Surface engineering based on element interdiffusion and interfacial reactions to boost the performance of LiCoO2 cathode material

Surface coating has been extensively demonstrated as an effective modification strategy for cathode materials, often involving a heat-treatment step to achieve desirable coatings. However, high-temperature annealing can induce element interdiffusion and interfacial reactions between the active material and the coating material, complicating the composition coating. Herein, we attempt to uncover the element interdiffusion and interfacial reactions between LiCoO2 and the Ti(SO4)2 coating precursor.
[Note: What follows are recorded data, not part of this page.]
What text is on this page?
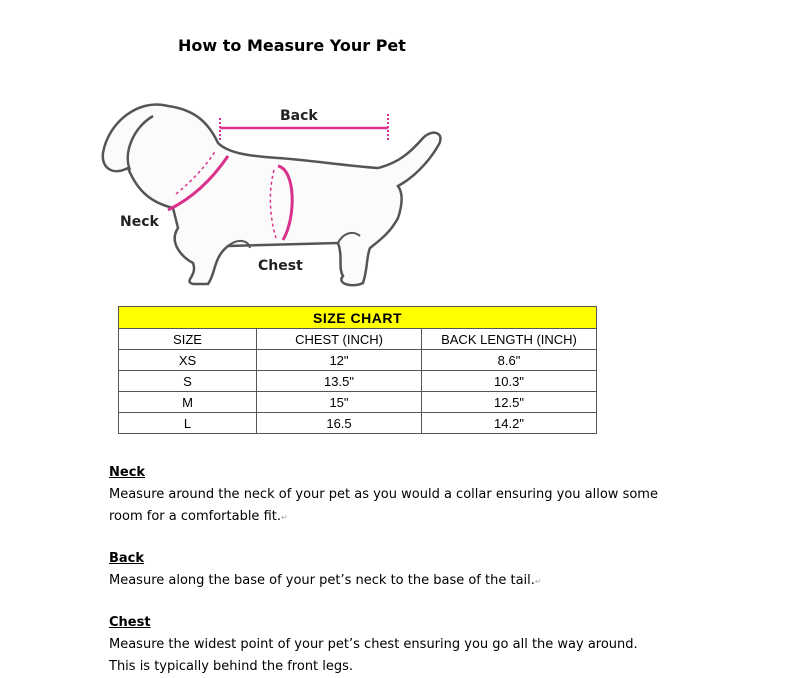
How to Measure Your Pet
Back
Neck
Chest
SIZE CHART		
SIZE	CHEST (INCH)	BACK LENGTH (INCH)
XS	12"	8.6"
S	13.5"	10.3"
M	15"	12.5"
L	16.5	14.2"
Neck

Measure around the neck of your pet as you would a collar ensuring you allow some

room for a comfortable fit.↵

Back

Measure along the base of your pet’s neck to the base of the tail.↵

Chest

Measure the widest point of your pet’s chest ensuring you go all the way around.

This is typically behind the front legs.
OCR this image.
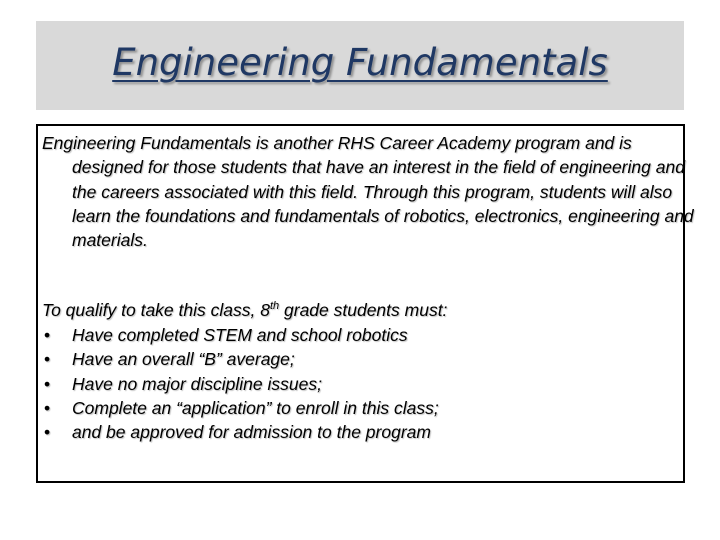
Engineering Fundamentals

Engineering Fundamentals is another RHS Career Academy program and is designed for those students that have an interest in the field of engineering and the careers associated with this field. Through this program, students will also learn the foundations and fundamentals of robotics, electronics, engineering and materials.

To qualify to take this class, 8th grade students must:

• Have completed STEM and school robotics
• Have an overall “B” average;
• Have no major discipline issues;
• Complete an “application” to enroll in this class;
• and be approved for admission to the program
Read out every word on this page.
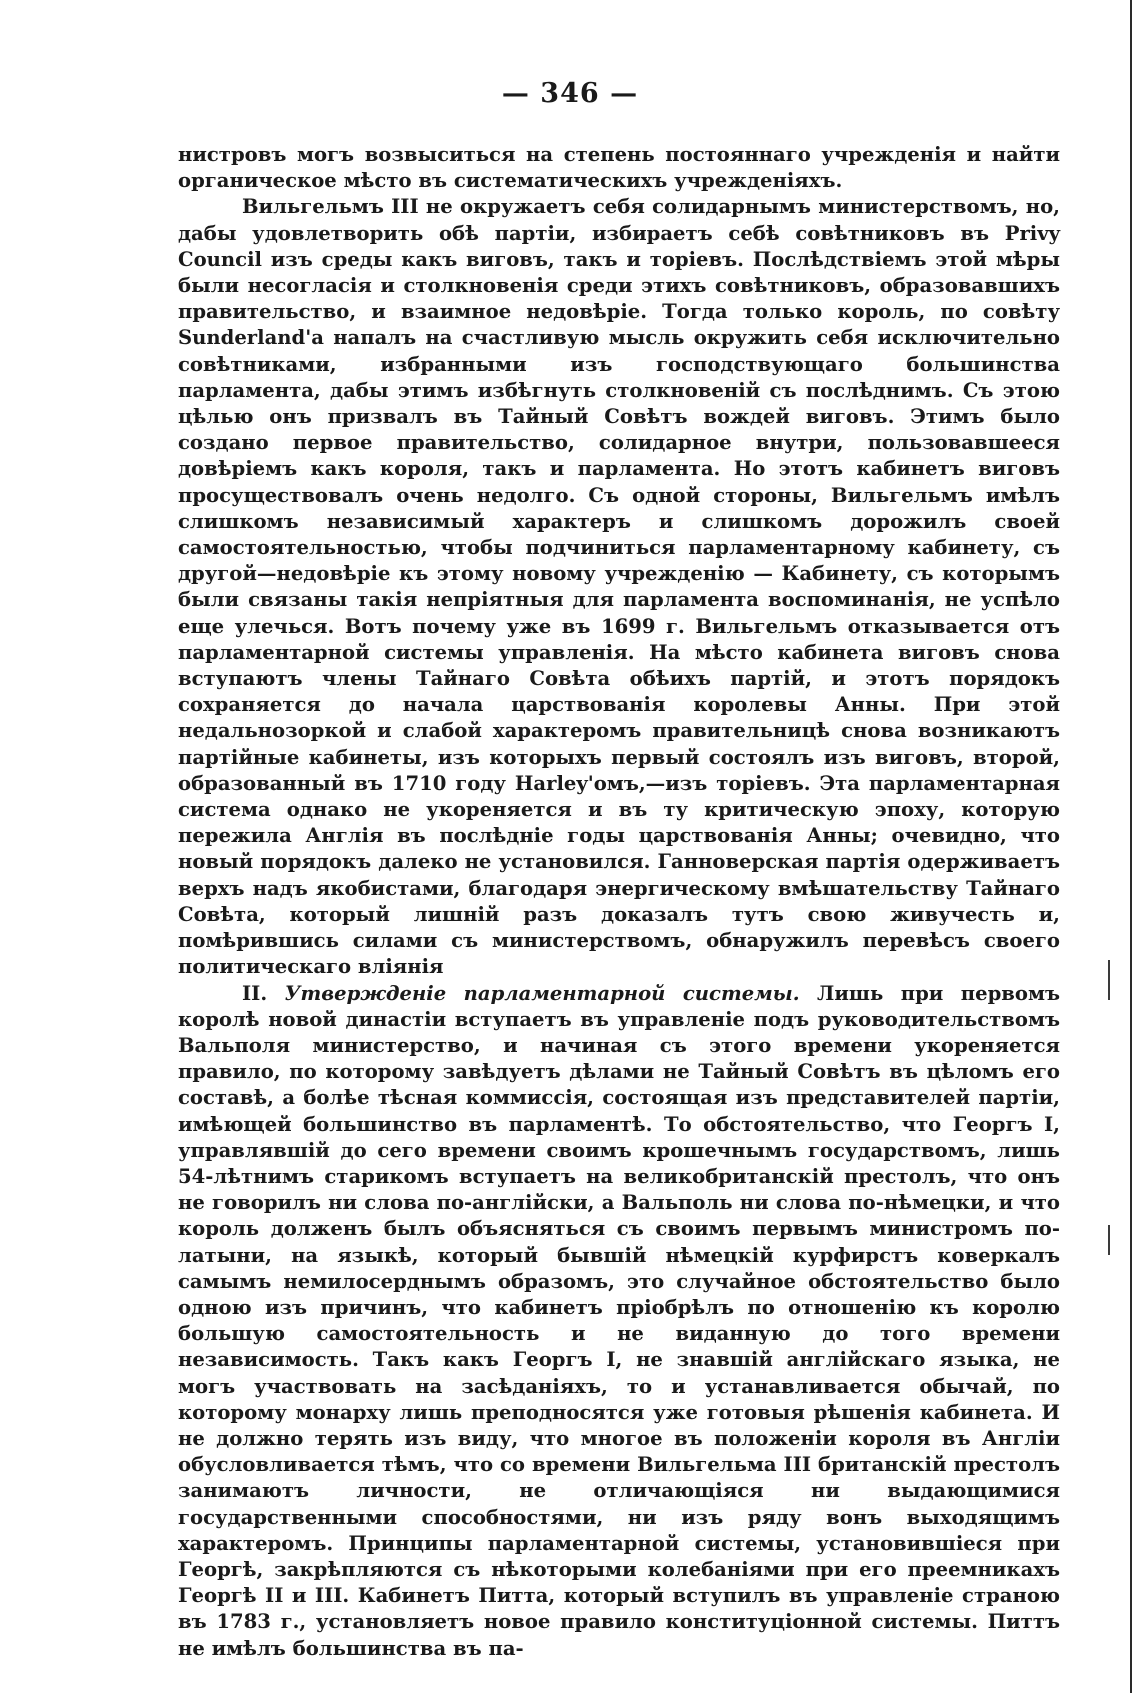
— 346 —

нистровъ могъ возвыситься на степень постояннаго учрежденія и найти органическое мѣсто въ систематическихъ учрежденіяхъ.

Вильгельмъ III не окружаетъ себя солидарнымъ министерствомъ, но, дабы удовлетворить обѣ партіи, избираетъ себѣ совѣтниковъ въ Privy Council изъ среды какъ виговъ, такъ и торіевъ. Послѣдствіемъ этой мѣры были несогласія и столкновенія среди этихъ совѣтниковъ, образовавшихъ правительство, и взаимное недовѣріе. Тогда только король, по совѣту Sunderland'а напалъ на счастливую мысль окружить себя исключительно совѣтниками, избранными изъ господствующаго большинства парламента, дабы этимъ избѣгнуть столкновеній съ послѣднимъ. Съ этою цѣлью онъ призвалъ въ Тайный Совѣтъ вождей виговъ. Этимъ было создано первое правительство, солидарное внутри, пользовавшееся довѣріемъ какъ короля, такъ и парламента. Но этотъ кабинетъ виговъ просуществовалъ очень недолго. Съ одной стороны, Вильгельмъ имѣлъ слишкомъ независимый характеръ и слишкомъ дорожилъ своей самостоятельностью, чтобы подчиниться парламентарному кабинету, съ другой—недовѣріе къ этому новому учрежденію — Кабинету, съ которымъ были связаны такія непріятныя для парламента воспоминанія, не успѣло еще улечься. Вотъ почему уже въ 1699 г. Вильгельмъ отказывается отъ парламентарной системы управленія. На мѣсто кабинета виговъ снова вступаютъ члены Тайнаго Совѣта обѣихъ партій, и этотъ порядокъ сохраняется до начала царствованія королевы Анны. При этой недальнозоркой и слабой характеромъ правительницѣ снова возникаютъ партійные кабинеты, изъ которыхъ первый состоялъ изъ виговъ, второй, образованный въ 1710 году Harley'омъ,—изъ торіевъ. Эта парламентарная система однако не укореняется и въ ту критическую эпоху, которую пережила Англія въ послѣдніе годы царствованія Анны; очевидно, что новый порядокъ далеко не установился. Ганноверская партія одерживаетъ верхъ надъ якобистами, благодаря энергическому вмѣшательству Тайнаго Совѣта, который лишній разъ доказалъ тутъ свою живучесть и, помѣрившись силами съ министерствомъ, обнаружилъ перевѣсъ своего политическаго вліянія

II. Утвержденіе парламентарной системы. Лишь при первомъ королѣ новой династіи вступаетъ въ управленіе подъ руководительствомъ Вальполя министерство, и начиная съ этого времени укореняется правило, по которому завѣдуетъ дѣлами не Тайный Совѣтъ въ цѣломъ его составѣ, а болѣе тѣсная коммиссія, состоящая изъ представителей партіи, имѣющей большинство въ парламентѣ. То обстоятельство, что Георгъ I, управлявшій до сего времени своимъ крошечнымъ государствомъ, лишь 54-лѣтнимъ старикомъ вступаетъ на великобританскій престолъ, что онъ не говорилъ ни слова по-англійски, а Вальполь ни слова по-нѣмецки, и что король долженъ былъ объясняться съ своимъ первымъ министромъ по-латыни, на языкѣ, который бывшій нѣмецкій курфирстъ коверкалъ самымъ немилосерднымъ образомъ, это случайное обстоятельство было одною изъ причинъ, что кабинетъ пріобрѣлъ по отношенію къ королю большую самостоятельность и не виданную до того времени независимость. Такъ какъ Георгъ I, не знавшій англійскаго языка, не могъ участвовать на засѣданіяхъ, то и устанавливается обычай, по которому монарху лишь преподносятся уже готовыя рѣшенія кабинета. И не должно терять изъ виду, что многое въ положеніи короля въ Англіи обусловливается тѣмъ, что со времени Вильгельма III британскій престолъ занимаютъ личности, не отличающіяся ни выдающимися государственными способностями, ни изъ ряду вонъ выходящимъ характеромъ. Принципы парламентарной системы, установившіеся при Георгѣ, закрѣпляются съ нѣкоторыми колебаніями при его преемникахъ Георгѣ II и III. Кабинетъ Питта, который вступилъ въ управленіе страною въ 1783 г., установляетъ новое правило конституціонной системы. Питтъ не имѣлъ большинства въ па-
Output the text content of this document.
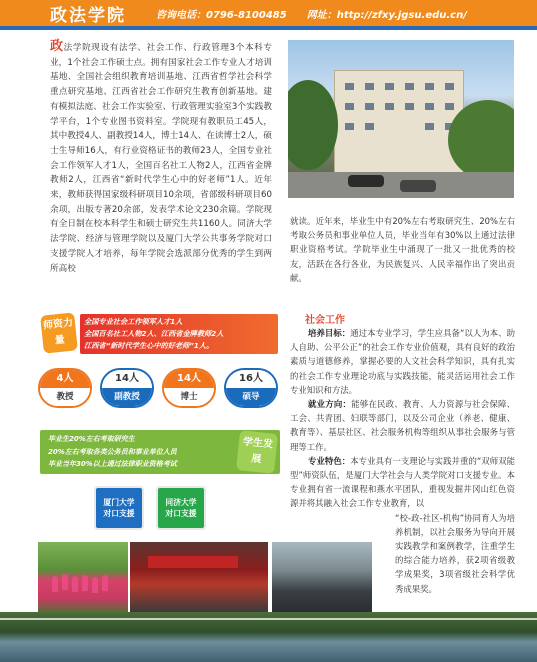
政法学院	咨询电话：0796-8100485 网址：http://zfxy.jgsu.edu.cn/
政法学院现设有法学、社会工作、行政管理3个本科专业，1个社会工作硕士点。拥有国家社会工作专业人才培训基地、全国社会组织教育培训基地、江西省哲学社会科学重点研究基地、江西省社会工作研究生教育创新基地。建有模拟法庭、社会工作实验室、行政管理实验室3个实践教学平台，1个专业图书资料室。学院现有教职员工45人，其中教授4人、副教授14人，博士14人、在读博士2人，硕士生导师16人，有行业资格证书的教师23人，全国专业社会工作领军人才1人，全国百名社工人物2人，江西省金牌教师2人，江西省“新时代学生心中的好老师”1人。近年来，教师获得国家级科研项目10余项，省部级科研项目60余项，出版专著20余部，发表学术论文230余篇。学院现有全日制在校本科学生和硕士研究生共1160人。同济大学法学院、经济与管理学院以及厦门大学公共事务学院对口支援学院人才培养，每年学院会选派部分优秀的学生到两所高校
就读。近年来，毕业生中有20%左右考取研究生、20%左右考取公务员和事业单位人员，毕业当年有30%以上通过法律职业资格考试。学院毕业生中涌现了一批又一批优秀的校友，活跃在各行各业，为民族复兴、人民幸福作出了突出贡献。
师资力量
全国专业社会工作领军人才1人
全国百名社工人物2人、江西省金牌教师2人
江西省“新时代学生心中的好老师”1人。
4人
教授
14人
副教授
14人
博士
16人
硕导
毕业生20%左右考取研究生
20%左右考取各类公务员和事业单位人员
毕业当年30%以上通过法律职业资格考试
学生发展
厦门大学
对口支援
同济大学
对口支援
社会工作

培养目标：通过本专业学习，学生应具备“以人为本、助人自助、公平公正”的社会工作专业价值观，具有良好的政治素质与道德修养，掌握必要的人文社会科学知识，具有扎实的社会工作专业理论功底与实践技能，能灵活运用社会工作专业知识和方法。

就业方向：能够在民政、教育、人力资源与社会保障、工会、共青团、妇联等部门，以及公司企业（养老、健康、教育等）、基层社区、社会服务机构等组织从事社会服务与管理等工作。

专业特色：本专业具有一支理论与实践并重的“双师双能型”师资队伍，是厦门大学社会与人类学院对口支援专业。本专业拥有省一流课程和燕水平团队，重视发掘井冈山红色资源并将其融入社会工作专业教育，以

“校-政-社区-机构”协同育人为培养机制，以社会服务为导向开展实践教学和案例教学，注重学生的综合能力培养，获2项省级教学成果奖，3项省级社会科学优秀成果奖。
Our findings show that Li, present on the surface of LiCoO2, preferentially diffuses into the coating precursor phase and combines with SO42- to form Li2SO4. Co diffuses into the coating precursor and reacts with the Ti-containing species, resulting in the formation of Li2CoTi3O8 coating. The surface structure of LiCoO2 tends to undergo reconstruction, partially transforming into Co3O4. The stable Li2SO4 coating acts as a physical barrier, preventing direct contact between the cathode and electrolyte, while the Li2CoTi3O8 coating not only stabilizes the cathode/electrolyte interface but also promotes efficient lithium-ion transport due to its high lithium-ion conductivity. The small Co3O4 spinel phase serves as a bridge between the Li2CoTi3O8 coating and the LiCoO2 host. Understanding the element interdiffusion and interfacial reactions occurring at the interface is essential for developing effective surface engineering techniques.